For a short time Charles worked on a locomotive as a fireman on the train that, at that time, came up from Spokane to the smelter at Trail. He tried fishing on one trip out of Astoria, Oregon. In Vancouver, B.C. there were business men who would grub stake anyone interested in prospecting so he tried that for a period in the Queen Charlotte Islands.
He headed back inland and worked at his trade of blacksmith in several small mines around Hedley and Phoenix. It was here he met a Swedish waitress, Emily Swanson, at the cookhouse and they were married in 1911. He worked for the Silver King mine near Nelson in 1913. It was here his first son, Albert, was born. In 1914 he spent time at the War Eagle and Center Star Mines near Rossland where two more sons, Ross and Earl, were born. A daughter, Geva, was born after their arrival in Kimberley.
In the spring of 1918 Charles came to work at the Top mine at Kimberley and his family arrived in the fall of that same year. There was no school at the Top mine at that time and the small school in Kimberley was full. The large lobby of the Ontario Hotel had been made into a school room to handle the overflow and this was where Albert started his schooling. The two-and-a-haif mile walk from the Top Mine was not bad coming down but it was a long pull back up. If he was lucky, Albert and others sometimes caught a ride with "Vinegar" Bill Philpot, who freighted supplies and mail from town to the Top Mine. In winter they used sleighs. He still has the sleigh he owned as a kid. He also has an old family McLary cook stove at his cabin at Wasa Lake and the old heater which he recently relined. Albert says it was some job. There were forty-eight bolts to replace.

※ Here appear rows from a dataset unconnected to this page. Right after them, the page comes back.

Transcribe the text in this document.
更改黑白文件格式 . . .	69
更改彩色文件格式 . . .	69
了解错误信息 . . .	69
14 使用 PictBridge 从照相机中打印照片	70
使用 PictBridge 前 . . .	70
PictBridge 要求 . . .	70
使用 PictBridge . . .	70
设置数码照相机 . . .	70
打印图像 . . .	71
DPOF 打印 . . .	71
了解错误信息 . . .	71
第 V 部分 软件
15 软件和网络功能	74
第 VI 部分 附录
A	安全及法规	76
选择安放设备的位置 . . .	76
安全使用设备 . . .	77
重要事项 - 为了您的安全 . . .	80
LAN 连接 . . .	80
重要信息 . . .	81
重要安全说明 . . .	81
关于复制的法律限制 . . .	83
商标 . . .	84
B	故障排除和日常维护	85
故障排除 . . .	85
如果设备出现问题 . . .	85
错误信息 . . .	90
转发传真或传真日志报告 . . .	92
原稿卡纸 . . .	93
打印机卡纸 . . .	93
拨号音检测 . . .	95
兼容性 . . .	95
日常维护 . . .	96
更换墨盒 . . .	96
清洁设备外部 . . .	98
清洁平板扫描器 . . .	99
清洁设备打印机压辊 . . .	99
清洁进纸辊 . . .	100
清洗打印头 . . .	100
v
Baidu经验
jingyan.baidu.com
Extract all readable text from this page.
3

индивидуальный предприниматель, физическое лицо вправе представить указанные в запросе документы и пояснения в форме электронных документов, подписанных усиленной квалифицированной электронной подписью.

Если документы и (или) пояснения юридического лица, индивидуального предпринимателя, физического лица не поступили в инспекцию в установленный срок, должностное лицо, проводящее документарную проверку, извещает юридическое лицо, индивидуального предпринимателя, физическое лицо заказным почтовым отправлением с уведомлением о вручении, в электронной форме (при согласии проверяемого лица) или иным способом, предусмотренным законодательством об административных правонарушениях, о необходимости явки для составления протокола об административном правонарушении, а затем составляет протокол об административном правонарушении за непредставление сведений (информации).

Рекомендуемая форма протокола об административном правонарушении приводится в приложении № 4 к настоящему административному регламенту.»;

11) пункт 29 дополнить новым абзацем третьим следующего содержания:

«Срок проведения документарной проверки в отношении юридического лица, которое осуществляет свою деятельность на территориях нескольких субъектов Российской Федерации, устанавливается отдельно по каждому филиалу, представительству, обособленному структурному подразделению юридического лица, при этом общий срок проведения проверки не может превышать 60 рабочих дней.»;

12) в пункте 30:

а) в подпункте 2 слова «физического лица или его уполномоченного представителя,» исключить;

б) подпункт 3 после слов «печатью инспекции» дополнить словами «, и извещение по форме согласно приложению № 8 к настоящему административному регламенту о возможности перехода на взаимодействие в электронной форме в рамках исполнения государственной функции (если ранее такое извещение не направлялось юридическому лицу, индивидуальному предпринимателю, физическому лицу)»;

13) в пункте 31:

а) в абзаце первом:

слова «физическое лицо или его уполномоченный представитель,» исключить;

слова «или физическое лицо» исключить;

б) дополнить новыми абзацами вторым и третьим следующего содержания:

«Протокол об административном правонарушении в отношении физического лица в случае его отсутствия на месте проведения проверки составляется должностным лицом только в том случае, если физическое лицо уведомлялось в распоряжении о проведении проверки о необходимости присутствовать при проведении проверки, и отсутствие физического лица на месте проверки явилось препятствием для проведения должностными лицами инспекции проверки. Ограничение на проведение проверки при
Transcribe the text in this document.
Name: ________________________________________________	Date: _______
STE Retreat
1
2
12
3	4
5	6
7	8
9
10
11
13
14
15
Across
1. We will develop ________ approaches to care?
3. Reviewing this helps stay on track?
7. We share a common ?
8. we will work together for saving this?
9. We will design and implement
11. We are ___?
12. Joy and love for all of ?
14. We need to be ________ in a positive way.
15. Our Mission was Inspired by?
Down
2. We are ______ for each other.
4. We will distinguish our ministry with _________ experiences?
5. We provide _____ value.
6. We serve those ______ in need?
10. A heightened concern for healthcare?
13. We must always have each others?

Albert remembers an incident while living at the Top Mine, Morgan Price was in charge of the pigs there but it was decided they should be moved to the Townsite. They commandeered about twenty boys to drive the pigs down the road to the new pen. As soon as they were released they took off in all directions into the brush and through the trees. There were pigs and kids running everywhere but on the road. The task was eventually accomplished but the episode was an unforgettable experience.
Albert recalls that Burns and AndePson's Butcher Shops delivered meat in two-wheeled carts that looked like large tool boxes with a step on the back to ride on. He also remembers Tom Boardman and Ted Holt delivering bread for Wallace's Bakery.
One of his first Christmas concerts was attended in down town Kimberley. The family bundled up in a horse-drawn cutter and he recalls falling asleep on the long ride home to the Top Mine. He seemed to be travelling all night.
In 1932 Albert left school and started working in the Kimberley Hardware for Chas. Crisford, located on the present premises of Holmes Real Estate. In 1941 the Hardware store moved to larger quarters across the street to where Macleods is now located. This was known as the Pioneer Block and he remembers it being built in 1925.
He worked in two hardware stores in Cranbrook from 1941 to 1950, McBrides' and Park's Hardware. In 1969 he changed jobs and went to work in the Kimberley Post Office. Albert retired in the fall of 1978. He married Hazel Owen ~ in 1935. They have two sons Barry and Eddie. Barry is in Calgary working for the Alberta Government as a field supervisor on the Apprenticeship Board. He is married with two boys of his own. Eddie still resides in Kimberley and works at the Skookumchuck Pulp Mill and has two children, a boy and a girl.
Ross lives in Cranbrook and married Hazel's sister, Gelena Owen.
Earl married a Cranbrook girl, Irene Milne and they had four children. Cheryl has passed away. Lorne is in London, England, Karen and Sharon were twins but Sharon died. Karen lives in Prince George. Earl was a welder for the Company. He passed away in 1975.
Geva married Ed Renaud and they had seven children all born in Kimberley. Geva also died. Albert has been Secretary for the Air Cadets for a number of years and has watched the boys win quite a few hundred awards for Shooting.
He and Hazel plan to remain in Kimberley.